Mann, bin ich kaputt! Schon kurz nach der Halbzeit fing es an zu zwicken. Aber mental bin ich ja top vorbereitet. In den letzten Wochen habe ich nämlich Schneggis Bericht vom diesjährigen Deutschlandlauf gelesen. Von Kap Arkona auf Rügen in 17 Tagesetappen zwischen 52 und 92 km über insgesamt 1.205 km bis Lörrach, so mal grade eben quer durch Deutschland. Meine Güte, welch eine sensationelle Leistung haben diese Leute erbracht! Und wie erbärmlich wenig ist dagegen solch ein schlapper Marathon, wie wir ihn eben hinter uns bringen.
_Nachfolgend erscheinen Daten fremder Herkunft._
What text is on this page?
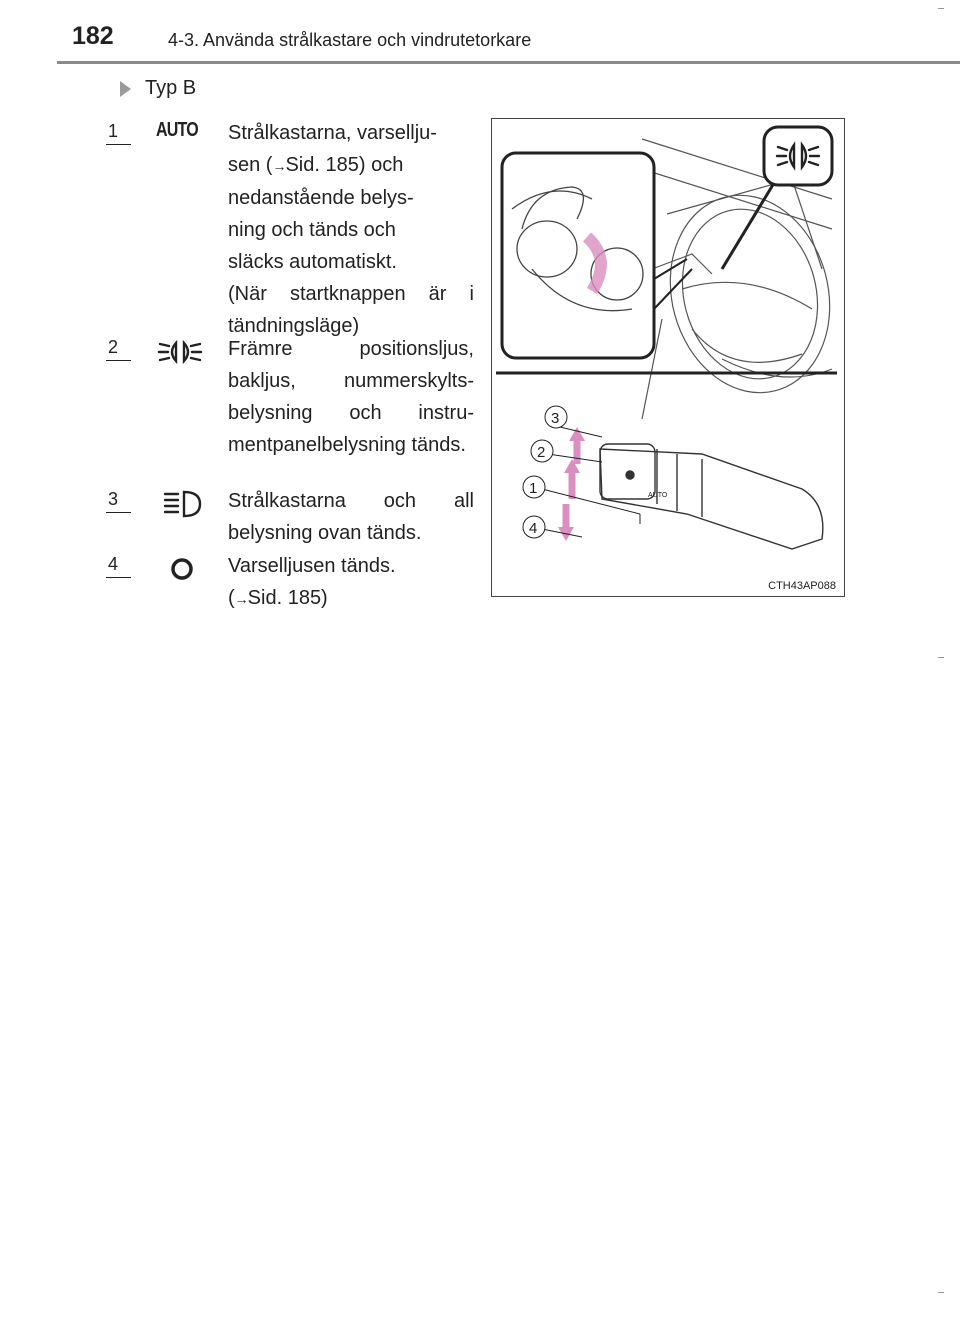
182	4-3. Använda strålkastare och vindrutetorkare
Typ B
1	AUTO	Strålkastarna, varsellju-

sen (→Sid. 185) och

nedanstående belys-

ning och tänds och

släcks automatiskt.

(När startknappen är i tändningsläge)

2	Främre positionsljus, bakljus, nummerskylts-belysning och instru-mentpanelbelysning tänds.

3	Strålkastarna och all belysning ovan tänds.

4	Varselljusen tänds.

(→Sid. 185)

AUTO
3
2
1
4
CTH43AP088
Diese Gedanken gehen mir jetzt durch den Kopf. Nein, Leute, lasst die Kirche im Dorf. Nicht diese Super-Ultras sind der Maßstab für uns Normalos, sondern die 90% unserer Altersgenossen, die als Couch-Potatoes ihr sportlich-trauriges Leben fristen. Das rückt die Maßstäbe gerade und richtet mich mental wieder auf. Trotzdem hatte ich die 42,195 km irgendwie nicht als so lang in Erinnerung...
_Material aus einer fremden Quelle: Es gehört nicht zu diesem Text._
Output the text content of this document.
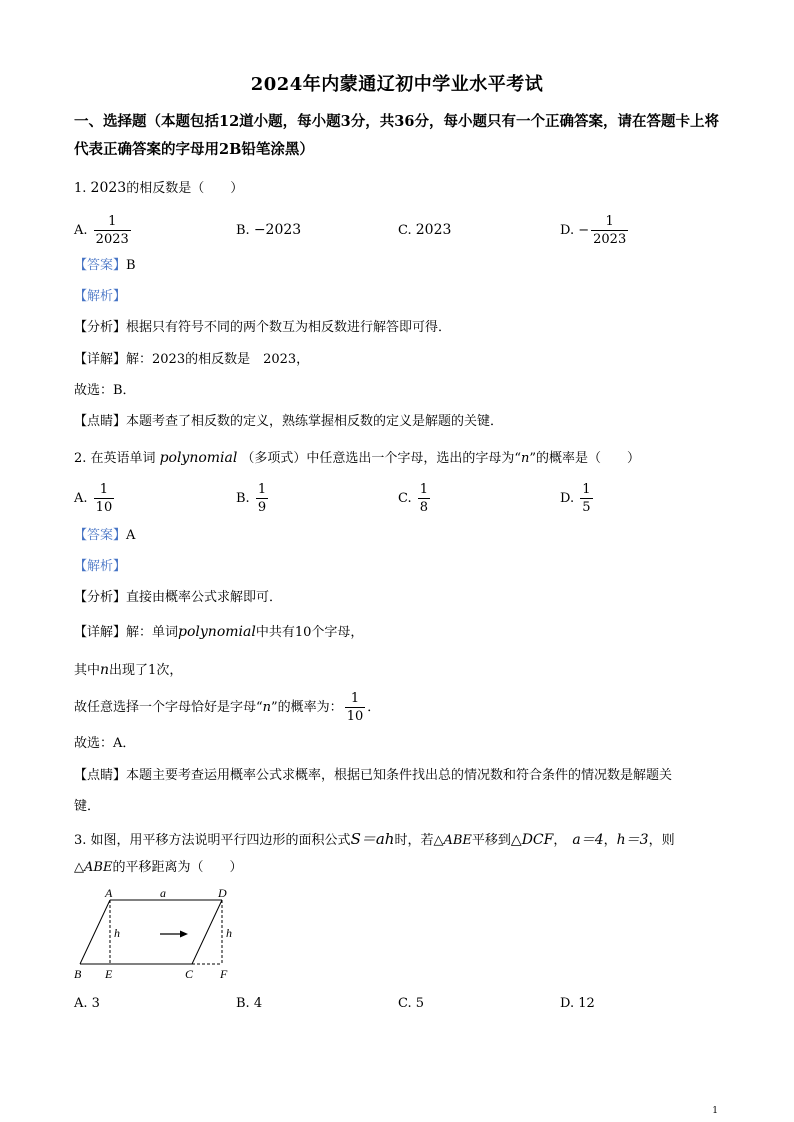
2024年内蒙通辽初中学业水平考试
一、选择题（本题包括12道小题，每小题3分，共36分，每小题只有一个正确答案，请在答题卡上将代表正确答案的字母用2B铅笔涂黑）
1. 2023的相反数是（　　）
A. $\frac{1}{2023}$	B. −2023	C. 2023	D. − $\frac{1}{2023}$
【答案】B
【解析】
【分析】根据只有符号不同的两个数互为相反数进行解答即可得．
【详解】解：2023的相反数是　2023，
故选：B．
【点睛】本题考查了相反数的定义，熟练掌握相反数的定义是解题的关键．
2. 在英语单词 polynomial （多项式）中任意选出一个字母，选出的字母为“n”的概率是（　　）
A. $\frac{1}{10}$	B. $\frac{1}{9}$	C. $\frac{1}{8}$	D. $\frac{1}{5}$
【答案】A
【解析】
【分析】直接由概率公式求解即可．
【详解】解：单词polynomial中共有10个字母，
其中n出现了1次，
故任意选择一个字母恰好是字母“n”的概率为： $\frac{1}{10}$ ．
故选：A．
【点睛】本题主要考查运用概率公式求概率，根据已知条件找出总的情况数和符合条件的情况数是解题关
键．
3. 如图，用平移方法说明平行四边形的面积公式S＝ah时，若△ABE平移到△DCF， a＝4，h＝3，则
△ABE的平移距离为（　　）
A	a	D
h	h
B E	C F
A. 3	B. 4	C. 5	D. 12
1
Ein raderfahrener Marathonnovize hängt sich an meine Fersen. Ob wir die 4 Stunden noch packen? Wenn wir nicht abk... ja. Er hätte ja auf dem Rad schon viele Langstrecken absolviert, aber das hier sei ja echt härter als erwartet. Ach nee. Mann, wird das knapp mit den 4 Stunden! In Braunsen geht’s über die Twiste und am westlichen Stauseeufer dann in Richtung Ziel. Dean Karnazes (der vielleicht beste Ultraläufer) geht mir durch den Kopf: „Renne, wenn Du kannst. Gehe, wenn Du es nötig hast. Krieche, wenn Du musst. Aber gib niemals auf.“
Solchermaßen motiviert begebe ich mich auf die letzten drei km, die mit den ersten drei identisch sind. Schon von weitem höre ich den Zieleinlauf, überschlage die Zeit, stelle fest, daß es reichen wird und bin in 3:58:31 Std. (manuelle Zeitmessung) „zuhause“. Wie schrieb mir der Klaus heute morgen so zutreffend? „Ich war lange nicht mehr so kaputt“. Wie wahr.
Männer
1 Rolfes Volkmar TUS Eintracht Bielefeld 02:48:06
2 Francet Sven FCHA Leopoldsburg Belg. 02:50:08
3 Rechsteiner Stefan 3athlon org 02:51:34
Frauen
1 Walter Iris TV Meisenheim 03:16:40
2 Staubach, Astrid LG Vogelsberg 3:17:58
3 Neinhüs-Janssen Annette TSV Weeze 03:27:20
Streckenbeschreibung
Rundkurs mit zahlreichen Steigungen und Gefällen, insgesamt rund 550 Höhenmeter. Insbesondere in Anbetracht von Jahreszeit und Streckenprofil entgegen der Ausschreibung weniger geeignet für Marathonanfänger. Hier sind flache und zuschauerintensive Stadtmarathons (z. B. Hamburg, Berlin, Köln) eher empfehlenswert (aber auch deutlich kostspieliger).
Auszeichnung
Urkunde, die am Veranstaltungstag mitgenommen werden kann, Medaille (3 €) und T-Shirt (10 €).
Verpflegung
6 Verpflegungsstellen mit Wasser, Iso und Tee, teilweise Bananen und Kuchen.
Logistik
Die Twisteseehalle in Wetterburg ist das Veranstaltungszentrum. Dort gibt es die Startunterlagen am Vor- und Veranstaltungstag bis 10.30 Uhr. Zum Start auf der Staumauer ist es ein knapper Kilometer, vom Ziel zur Halle 200 Meter (bergauf...). Parkplätze sind in der Nähe. Duschen in der Halle (saukalt) und beim nahe gelegenen Sportplatz.
Wer will, kann kostenlos im Welcome Hotel Bad Arolsen das Hallenbad mit allem was dazu gehört nutzen. Das Vier-Sterne-Hotel bietet übrigens jedes Jahr zum Advent Waldmarathon günstige Wochenend-Arrangements an.